Negotiators failed at last year’s meeting in Copenhagen to bring China and the U.S., the world’s two biggest emitters, into the 1997 Kyoto treaty that obliges most developed nations to reduce greenhouse-gas emissions. While Copenhagen yielded a non- binding agreement for more than 130 countries to provide $100 billion a year of help by 2020, envoys are “backtracking,” U.S. lead negotiator Jonathan Pershing said last month.
Some nations are demanding more money and others want carbon-dioxide reductions to apply only to industrialized countries, Pershing said.

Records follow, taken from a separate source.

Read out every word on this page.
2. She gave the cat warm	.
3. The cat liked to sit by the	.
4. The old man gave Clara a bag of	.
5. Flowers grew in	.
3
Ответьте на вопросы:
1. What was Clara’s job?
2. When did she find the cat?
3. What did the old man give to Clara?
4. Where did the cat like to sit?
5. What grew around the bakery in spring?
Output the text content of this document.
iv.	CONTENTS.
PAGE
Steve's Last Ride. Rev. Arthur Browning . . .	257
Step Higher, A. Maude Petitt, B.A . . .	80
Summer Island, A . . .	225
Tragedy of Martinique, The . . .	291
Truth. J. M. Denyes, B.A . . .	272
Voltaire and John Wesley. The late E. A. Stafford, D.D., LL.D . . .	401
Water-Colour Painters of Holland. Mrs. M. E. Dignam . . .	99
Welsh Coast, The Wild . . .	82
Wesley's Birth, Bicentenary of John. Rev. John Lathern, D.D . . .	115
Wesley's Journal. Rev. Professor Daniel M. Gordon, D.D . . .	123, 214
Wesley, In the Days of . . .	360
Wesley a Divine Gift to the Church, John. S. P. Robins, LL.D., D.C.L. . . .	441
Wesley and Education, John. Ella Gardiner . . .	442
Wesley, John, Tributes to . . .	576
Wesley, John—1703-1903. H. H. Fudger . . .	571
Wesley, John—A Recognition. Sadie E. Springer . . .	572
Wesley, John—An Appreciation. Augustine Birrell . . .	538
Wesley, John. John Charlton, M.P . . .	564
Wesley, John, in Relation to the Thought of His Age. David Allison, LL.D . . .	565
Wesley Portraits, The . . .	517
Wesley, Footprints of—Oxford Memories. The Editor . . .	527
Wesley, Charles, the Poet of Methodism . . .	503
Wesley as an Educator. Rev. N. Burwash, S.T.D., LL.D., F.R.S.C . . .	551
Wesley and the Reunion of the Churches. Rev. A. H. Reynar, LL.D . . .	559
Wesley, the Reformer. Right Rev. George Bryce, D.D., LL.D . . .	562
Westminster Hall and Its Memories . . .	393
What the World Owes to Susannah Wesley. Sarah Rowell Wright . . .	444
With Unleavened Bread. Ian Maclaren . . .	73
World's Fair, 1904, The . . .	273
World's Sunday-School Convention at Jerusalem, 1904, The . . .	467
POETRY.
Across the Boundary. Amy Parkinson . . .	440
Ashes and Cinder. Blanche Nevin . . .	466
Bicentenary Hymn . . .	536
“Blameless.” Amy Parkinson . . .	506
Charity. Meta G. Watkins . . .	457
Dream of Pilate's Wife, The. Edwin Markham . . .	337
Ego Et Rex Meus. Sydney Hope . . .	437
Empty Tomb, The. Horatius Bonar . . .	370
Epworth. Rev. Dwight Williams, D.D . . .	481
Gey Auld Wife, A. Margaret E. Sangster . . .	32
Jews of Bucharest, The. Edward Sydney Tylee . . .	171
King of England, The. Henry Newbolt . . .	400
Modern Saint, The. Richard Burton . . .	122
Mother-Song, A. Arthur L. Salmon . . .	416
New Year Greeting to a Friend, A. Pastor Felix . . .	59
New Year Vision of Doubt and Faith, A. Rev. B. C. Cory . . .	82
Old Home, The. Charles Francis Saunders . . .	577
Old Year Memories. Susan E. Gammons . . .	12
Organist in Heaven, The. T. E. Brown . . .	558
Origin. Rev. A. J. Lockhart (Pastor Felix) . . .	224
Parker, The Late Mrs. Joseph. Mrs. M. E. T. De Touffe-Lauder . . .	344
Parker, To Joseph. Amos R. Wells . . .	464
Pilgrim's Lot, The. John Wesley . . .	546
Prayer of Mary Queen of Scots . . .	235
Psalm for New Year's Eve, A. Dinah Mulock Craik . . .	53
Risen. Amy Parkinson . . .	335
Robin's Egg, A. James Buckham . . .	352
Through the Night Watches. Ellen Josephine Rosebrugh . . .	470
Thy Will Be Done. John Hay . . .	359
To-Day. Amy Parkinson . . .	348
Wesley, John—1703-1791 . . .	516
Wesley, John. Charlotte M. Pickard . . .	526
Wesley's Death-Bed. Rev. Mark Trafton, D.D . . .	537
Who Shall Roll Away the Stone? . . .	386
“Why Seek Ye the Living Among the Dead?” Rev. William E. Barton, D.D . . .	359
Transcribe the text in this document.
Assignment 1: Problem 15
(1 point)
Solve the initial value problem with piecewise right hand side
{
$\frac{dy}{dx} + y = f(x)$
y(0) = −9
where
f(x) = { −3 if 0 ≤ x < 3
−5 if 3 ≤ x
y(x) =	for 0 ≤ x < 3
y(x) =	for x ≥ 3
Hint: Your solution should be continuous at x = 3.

“We aim to establish the roots of a consensus,” Franz Perrez, Switzerland’s lead climate-change negotiator, said yesterday at news conference opening today’s meeting.
‘Temporary Constraint’
Industrialized nations promised at Copenhagen to provide $10 billion a year in assistance for poorer counties from 2010 to 2012. Sources of almost all of this so-called fast-track financing have been identified, with some of it to be distributed though bilateral agreements between nations Figueres said today. How to raise and distribute the $100 billion a year in long-term funds through 2020 is under discussion, she said.
“I believe there’s sincerity on the part of industrialized countries of living up to the pledges that they made in Copenhagen, both with respect to fast-track as well as long-term financing,” Figueres said. “That sincerity has to be dealt with in the context of the financial crisis, which we all expect the world will be able to move out from. It’s a temporary constraint, not a permanent constraint.”
The financial crisis, together with the complexity and uncertainty of climate regulation reduced private investment last year in emission-reduction projects in developing nations. While the global carbon market grew 6 percent to $144 billion last year, the value of investment in project-based activities dropped 54 percent, according to World Bank data.
Jittery Markets
Under the UN Clean Development Mechanism, the world’s second-biggest carbon market after the European Union cap-and- trade program, investors can earn tradable credits for investing in emissions-reduction projects in developing nations. Those offsets can be used for compliance in the EU market.
Private investment needed to cut emissions enough to limit the earth’s temperature increase since pre-industrial times to 2 degrees Celsius (3.6 degrees Fahrenheit) is also on the agenda of the Geneva meeting, co-organized by the Swiss and Mexican governments.
“Carbon markets are jittery about what will happen after 2012,” the International Institute for Sustainable Development said in briefing notes for the meeting. “Clear policy and regulatory signals are needed if a stronger global carbon market is to emerge and private sector investment is to return.”